A ACATE lançou, em abril de 2026, o Efeito ACATE, estudo que projeta o crescimento do setor de tecnologia em Santa Catarina até 2066. A análise indica que, mantida a trajetória de crescimento e coordenação do ecossistema, o estado se consolidará como uma referência global em inovação nas próximas quatro décadas.
Essa projeção parte de uma base já consolidada. Santa Catarina construiu, ao longo das últimas décadas, um dos ecossistemas de tecnologia mais relevantes do país. O setor movimenta R$ 42,5 bilhões por ano, emprega mais de 100 mil pessoas e responde por 7,75% do PIB estadual. Esse ponto de partida redefine o desafio: é preciso sustentar um ciclo de crescimento de longo prazo, com maior escala e sofisticação.
De acordo com o estudo, os próximos anos podem levar o setor a um faturamento de R$ 238,9 bilhões até 2066, com geração de mais de 300 mil empregos diretos e cerca de 130 mil empresas no ecossistema. A participação da tecnologia no PIB catarinense deve alcançar aproximadamente 17,9%, consolidando o segmento como um dos principais motores da economia estadual.
O impacto desse crescimento não se limita ao próprio setor. O levantamento indica que a cada real gerado pela tecnologia produz um efeito multiplicador de 2,4 na economia, ampliando a produção, a renda e a arrecadação em diferentes cadeias produtivas. Ao longo do período projetado, esse movimento tende a reforçar o papel da inovação como estratégia central de desenvolvimento econômico.

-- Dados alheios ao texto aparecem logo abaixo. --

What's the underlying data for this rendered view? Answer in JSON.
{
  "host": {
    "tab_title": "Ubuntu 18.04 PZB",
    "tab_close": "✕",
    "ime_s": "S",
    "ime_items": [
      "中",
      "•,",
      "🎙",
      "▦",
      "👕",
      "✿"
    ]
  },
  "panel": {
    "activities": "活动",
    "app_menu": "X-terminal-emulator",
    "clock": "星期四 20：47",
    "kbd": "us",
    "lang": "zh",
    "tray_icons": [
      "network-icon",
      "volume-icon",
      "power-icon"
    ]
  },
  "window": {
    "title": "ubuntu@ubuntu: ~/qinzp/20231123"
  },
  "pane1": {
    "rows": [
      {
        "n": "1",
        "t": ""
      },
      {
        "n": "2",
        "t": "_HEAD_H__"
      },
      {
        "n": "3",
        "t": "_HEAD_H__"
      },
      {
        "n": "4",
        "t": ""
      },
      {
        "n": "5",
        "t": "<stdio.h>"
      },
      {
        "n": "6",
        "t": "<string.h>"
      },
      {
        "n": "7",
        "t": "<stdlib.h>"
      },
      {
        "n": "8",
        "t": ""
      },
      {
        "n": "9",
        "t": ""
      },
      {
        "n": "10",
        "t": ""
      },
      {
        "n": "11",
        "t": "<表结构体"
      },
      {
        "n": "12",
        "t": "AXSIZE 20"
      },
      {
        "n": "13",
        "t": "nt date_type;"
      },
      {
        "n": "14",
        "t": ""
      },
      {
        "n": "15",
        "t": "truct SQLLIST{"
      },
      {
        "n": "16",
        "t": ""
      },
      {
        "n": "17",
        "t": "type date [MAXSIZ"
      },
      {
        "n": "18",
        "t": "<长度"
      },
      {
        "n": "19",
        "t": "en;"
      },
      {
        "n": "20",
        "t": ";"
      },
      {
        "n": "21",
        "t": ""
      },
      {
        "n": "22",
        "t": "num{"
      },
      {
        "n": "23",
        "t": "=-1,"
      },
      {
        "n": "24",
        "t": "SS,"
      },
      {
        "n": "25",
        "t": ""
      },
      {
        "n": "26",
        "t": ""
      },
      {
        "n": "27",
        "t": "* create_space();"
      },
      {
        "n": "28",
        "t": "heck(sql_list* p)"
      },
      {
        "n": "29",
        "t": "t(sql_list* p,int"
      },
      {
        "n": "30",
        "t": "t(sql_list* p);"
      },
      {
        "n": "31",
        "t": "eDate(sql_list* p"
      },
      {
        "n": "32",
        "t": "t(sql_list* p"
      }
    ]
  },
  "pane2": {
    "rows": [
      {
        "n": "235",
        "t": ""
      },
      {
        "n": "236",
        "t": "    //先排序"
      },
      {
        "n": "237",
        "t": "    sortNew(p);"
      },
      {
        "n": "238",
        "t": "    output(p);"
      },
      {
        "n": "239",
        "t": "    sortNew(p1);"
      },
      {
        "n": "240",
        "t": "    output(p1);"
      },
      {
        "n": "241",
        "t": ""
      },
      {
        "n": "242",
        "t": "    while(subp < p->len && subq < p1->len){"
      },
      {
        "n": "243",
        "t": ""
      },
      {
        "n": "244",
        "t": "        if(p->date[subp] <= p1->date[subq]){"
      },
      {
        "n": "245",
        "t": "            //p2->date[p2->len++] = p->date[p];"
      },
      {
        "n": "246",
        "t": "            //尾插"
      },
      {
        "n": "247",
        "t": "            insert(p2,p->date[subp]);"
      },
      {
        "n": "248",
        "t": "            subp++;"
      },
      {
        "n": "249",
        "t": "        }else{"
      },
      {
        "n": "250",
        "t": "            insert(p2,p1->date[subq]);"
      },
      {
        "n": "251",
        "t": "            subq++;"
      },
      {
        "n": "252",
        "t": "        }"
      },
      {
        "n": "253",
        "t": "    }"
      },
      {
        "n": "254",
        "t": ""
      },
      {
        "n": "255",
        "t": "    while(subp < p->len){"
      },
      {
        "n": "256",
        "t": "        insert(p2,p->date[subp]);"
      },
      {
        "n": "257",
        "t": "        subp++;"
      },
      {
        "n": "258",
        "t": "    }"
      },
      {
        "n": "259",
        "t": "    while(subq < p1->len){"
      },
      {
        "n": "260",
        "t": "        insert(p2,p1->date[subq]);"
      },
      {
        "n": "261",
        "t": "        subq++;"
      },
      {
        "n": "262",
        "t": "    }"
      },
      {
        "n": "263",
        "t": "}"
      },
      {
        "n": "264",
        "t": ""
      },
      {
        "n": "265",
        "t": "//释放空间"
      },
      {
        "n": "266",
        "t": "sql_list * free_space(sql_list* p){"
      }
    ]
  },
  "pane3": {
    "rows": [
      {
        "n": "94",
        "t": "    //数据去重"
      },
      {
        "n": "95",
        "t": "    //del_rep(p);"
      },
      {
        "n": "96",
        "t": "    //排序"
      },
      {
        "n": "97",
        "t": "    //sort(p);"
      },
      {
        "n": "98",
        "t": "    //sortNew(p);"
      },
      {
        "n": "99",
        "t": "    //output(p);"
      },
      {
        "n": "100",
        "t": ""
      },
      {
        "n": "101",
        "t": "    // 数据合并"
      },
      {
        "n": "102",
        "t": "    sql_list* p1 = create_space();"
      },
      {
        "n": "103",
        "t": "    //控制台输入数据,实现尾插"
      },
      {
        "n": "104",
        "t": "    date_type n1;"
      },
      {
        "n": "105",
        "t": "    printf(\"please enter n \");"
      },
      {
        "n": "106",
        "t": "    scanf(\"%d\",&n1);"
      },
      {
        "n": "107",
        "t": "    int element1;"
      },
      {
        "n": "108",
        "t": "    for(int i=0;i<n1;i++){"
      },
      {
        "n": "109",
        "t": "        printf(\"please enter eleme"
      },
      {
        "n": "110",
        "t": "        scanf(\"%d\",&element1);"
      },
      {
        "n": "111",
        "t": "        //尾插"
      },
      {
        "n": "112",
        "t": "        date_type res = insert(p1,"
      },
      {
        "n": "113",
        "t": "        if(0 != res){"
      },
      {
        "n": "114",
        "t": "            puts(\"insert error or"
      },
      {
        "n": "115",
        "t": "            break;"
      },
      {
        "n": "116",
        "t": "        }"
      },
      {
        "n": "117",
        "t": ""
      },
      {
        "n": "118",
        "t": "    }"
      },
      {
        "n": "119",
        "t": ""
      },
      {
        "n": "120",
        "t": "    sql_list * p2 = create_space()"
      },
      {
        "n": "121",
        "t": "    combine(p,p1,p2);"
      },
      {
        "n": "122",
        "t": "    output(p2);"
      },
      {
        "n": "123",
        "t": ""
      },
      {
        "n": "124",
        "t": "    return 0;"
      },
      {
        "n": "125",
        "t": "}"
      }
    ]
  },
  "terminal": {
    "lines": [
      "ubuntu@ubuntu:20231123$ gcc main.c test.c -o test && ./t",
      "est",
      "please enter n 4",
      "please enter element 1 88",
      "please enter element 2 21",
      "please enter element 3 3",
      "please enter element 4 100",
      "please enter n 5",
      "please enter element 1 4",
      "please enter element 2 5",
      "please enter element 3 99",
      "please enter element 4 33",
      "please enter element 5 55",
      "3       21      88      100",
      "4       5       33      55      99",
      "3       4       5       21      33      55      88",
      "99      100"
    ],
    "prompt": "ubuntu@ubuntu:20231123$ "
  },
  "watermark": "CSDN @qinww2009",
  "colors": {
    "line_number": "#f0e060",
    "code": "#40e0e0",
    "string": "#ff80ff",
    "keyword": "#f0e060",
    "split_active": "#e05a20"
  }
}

Para sustentar essa trajetória, é necessário compreender o que caracteriza ambientes de referência global em inovação. Esses ecossistemas são definidos pela integração entre empresas, universidades, governo e investidores, formando uma base capaz de gerar inovação contínua, desenvolver talentos e criar negócios com atuação internacional. Santa Catarina já reúne esses elementos e o avanço depende de ampliar a escala e a intensidade dessas conexões.
O estudo organiza essa evolução em ciclos tecnológicos alinhados a tendências globais, como inteligência artificial, computação quântica e bioeconomia. Essa estrutura permite orientar decisões ao longo do tempo e preparar o ecossistema para diferentes fases de desenvolvimento.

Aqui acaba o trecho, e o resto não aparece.